Godot Whisper
Features
| Realtime audio transcription | Offline audio transcription |
|---|---|
| GPU acceleration | Flash Attention |
| Voice Activity Detection (VAD) | Quantized models |
| 99 languages | Model downloader |
Platforms
| Platform | GPU Backend |
|---|---|
| macOS | Metal + Accelerate |
| iOS | Metal + Accelerate |
| Windows | OpenCL + Vulkan |
| Linux | OpenCL + Vulkan |
| Android | OpenCL |
| Web | CPU (WebGPU disabled until Godot supports it) |
Video Tutorial
How to install
GitHub Release
Go to a Github Release, copy paste the addons folder to the samples folder.
Godot Assets
Download directly from Godot Asset Library.
Afterwards:
Activate the extension in Project -> Project Settings -> Godot Whisper. Restart the Godot editor.
Models
Models manual download link: Hugging Face.
| Model | Size |
|---|---|
| tiny | 78 MB |
| base | 148 MB |
| small | 244M |
| medium | 769M |
| large-v1 | 1550M |
| large-v2 | 1550M |
| large-v3 | 1550M |
| large-v3-turbo | 809M |
Global settings
Go to Project -> Project Settings -> General -> Audio -> Input (Check Advance Settings).

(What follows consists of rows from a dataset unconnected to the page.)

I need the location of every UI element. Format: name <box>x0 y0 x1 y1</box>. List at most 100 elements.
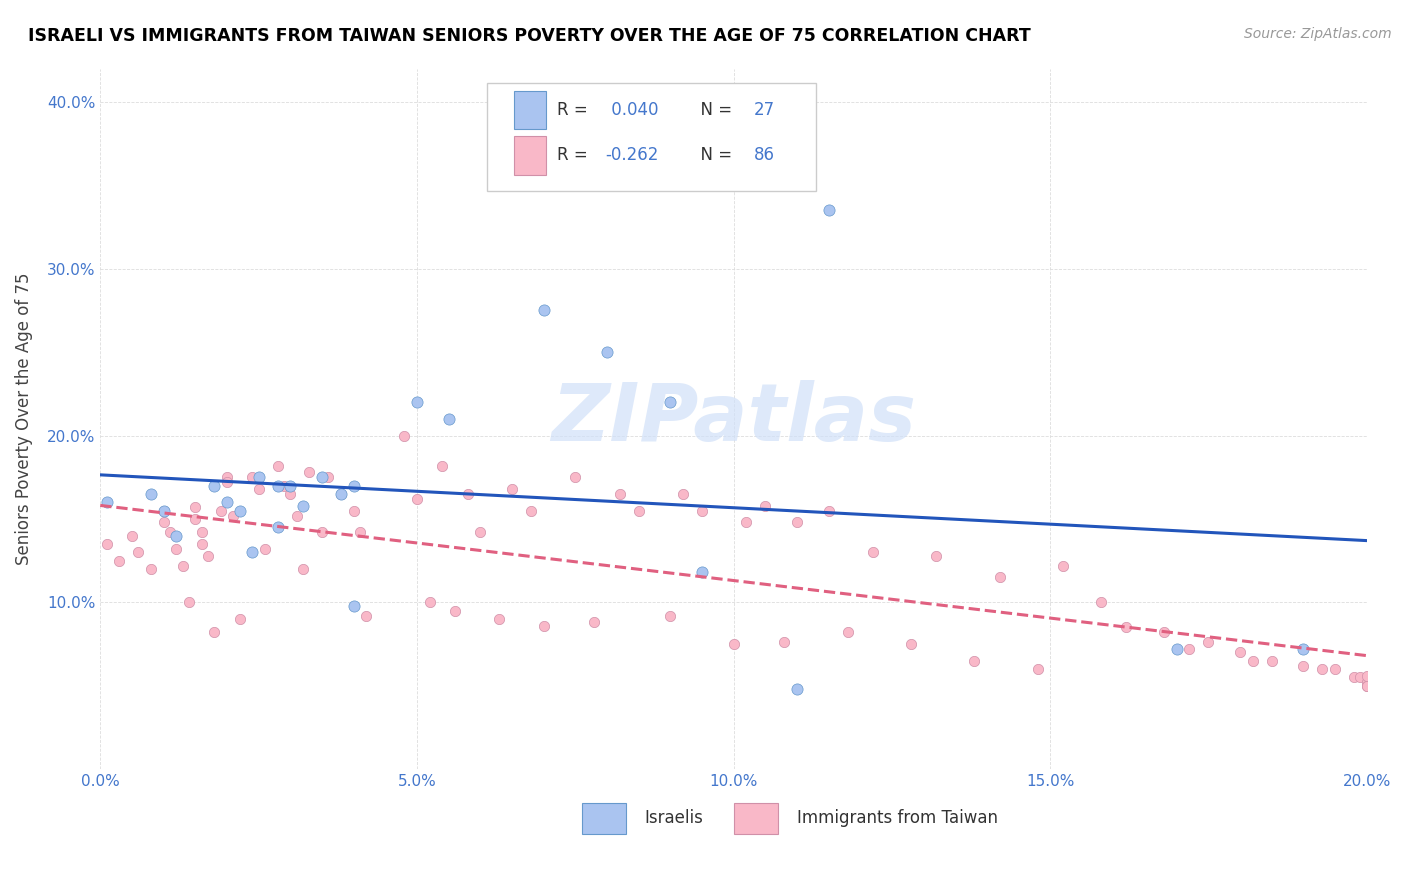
Point <box>1090 595 1112 609</box>
Point <box>1355 679 1378 693</box>
Text: R =: R = <box>558 101 593 119</box>
Point <box>349 525 371 540</box>
Point <box>184 500 207 515</box>
Point <box>1241 654 1264 668</box>
Point <box>291 499 314 513</box>
Point <box>311 525 333 540</box>
Point <box>444 604 467 618</box>
Point <box>406 395 429 409</box>
Point <box>862 545 884 559</box>
Point <box>1178 642 1201 657</box>
Point <box>247 482 270 496</box>
Point <box>202 478 225 492</box>
Point <box>659 395 682 409</box>
Bar <box>582 803 626 834</box>
Point <box>96 495 118 509</box>
Point <box>354 608 377 623</box>
Point <box>520 503 543 517</box>
Point <box>215 470 238 484</box>
Point <box>1153 625 1175 640</box>
Point <box>197 549 219 563</box>
Point <box>437 412 460 426</box>
Point <box>583 615 606 630</box>
Bar <box>734 803 778 834</box>
Point <box>1026 662 1049 676</box>
Point <box>240 470 263 484</box>
Point <box>152 503 174 517</box>
Point <box>222 508 245 523</box>
Point <box>228 612 250 626</box>
Point <box>266 520 288 534</box>
Point <box>1229 645 1251 659</box>
Point <box>1343 670 1365 684</box>
Point <box>786 516 808 530</box>
Point <box>190 525 212 540</box>
Point <box>253 541 276 556</box>
Point <box>298 465 321 479</box>
Text: Immigrants from Taiwan: Immigrants from Taiwan <box>797 809 998 827</box>
Point <box>690 503 713 517</box>
Text: 86: 86 <box>754 146 775 164</box>
Point <box>316 470 339 484</box>
Point <box>837 625 859 640</box>
Point <box>342 599 364 613</box>
Point <box>209 503 232 517</box>
Point <box>1198 635 1220 649</box>
Point <box>108 554 131 568</box>
Point <box>988 570 1011 584</box>
Point <box>1052 558 1074 573</box>
FancyBboxPatch shape <box>486 83 815 191</box>
Point <box>1292 658 1315 673</box>
Point <box>501 482 523 496</box>
Point <box>488 612 510 626</box>
Point <box>596 345 619 359</box>
Point <box>121 529 143 543</box>
Point <box>773 635 796 649</box>
Point <box>342 503 364 517</box>
Text: ZIPatlas: ZIPatlas <box>551 380 917 458</box>
Point <box>564 470 586 484</box>
Point <box>1115 620 1137 634</box>
Text: -0.262: -0.262 <box>606 146 659 164</box>
Point <box>1292 642 1315 657</box>
Point <box>152 516 174 530</box>
Point <box>735 516 758 530</box>
Point <box>311 470 333 484</box>
Text: R =: R = <box>558 146 593 164</box>
Point <box>754 499 776 513</box>
Point <box>278 478 301 492</box>
Point <box>273 478 295 492</box>
Text: 27: 27 <box>754 101 775 119</box>
Point <box>723 637 745 651</box>
Point <box>690 566 713 580</box>
Text: Source: ZipAtlas.com: Source: ZipAtlas.com <box>1244 27 1392 41</box>
Point <box>96 537 118 551</box>
Point <box>786 682 808 697</box>
Point <box>202 625 225 640</box>
Point <box>457 487 479 501</box>
Point <box>247 470 270 484</box>
Point <box>278 487 301 501</box>
Point <box>533 618 555 632</box>
Point <box>165 541 187 556</box>
Point <box>342 478 364 492</box>
Point <box>291 562 314 576</box>
Point <box>1324 662 1347 676</box>
Point <box>266 478 288 492</box>
Point <box>609 487 631 501</box>
Point <box>1350 670 1372 684</box>
Point <box>817 203 839 218</box>
Point <box>925 549 948 563</box>
Point <box>1261 654 1284 668</box>
Bar <box>515 91 546 129</box>
Point <box>172 558 194 573</box>
Point <box>139 562 162 576</box>
Point <box>215 495 238 509</box>
Point <box>406 491 429 506</box>
Text: ISRAELI VS IMMIGRANTS FROM TAIWAN SENIORS POVERTY OVER THE AGE OF 75 CORRELATION: ISRAELI VS IMMIGRANTS FROM TAIWAN SENIOR… <box>28 27 1031 45</box>
Point <box>659 608 682 623</box>
Y-axis label: Seniors Poverty Over the Age of 75: Seniors Poverty Over the Age of 75 <box>15 273 32 566</box>
Point <box>1355 679 1378 693</box>
Point <box>817 503 839 517</box>
Bar <box>515 136 546 175</box>
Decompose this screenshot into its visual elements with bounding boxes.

You will see a bunch of settings there.
Microphone transcription feeds Whisper at 16000 Hz. The addon resamples captured audio from the actual runtime mix rate reported by AudioServer.get_mix_rate().
Optional: set Project Settings -> Audio -> Driver -> Mix Rate (audio/driver/mix_rate) to 16000 to avoid resampling overhead. This may reduce overall game audio quality, so only use it if speech transcription is the main audio workload. Godot may still use a different runtime mix rate on some platforms or devices; verify with AudioServer.get_mix_rate(). If the runtime mix rate is not 16000, the addon will resample.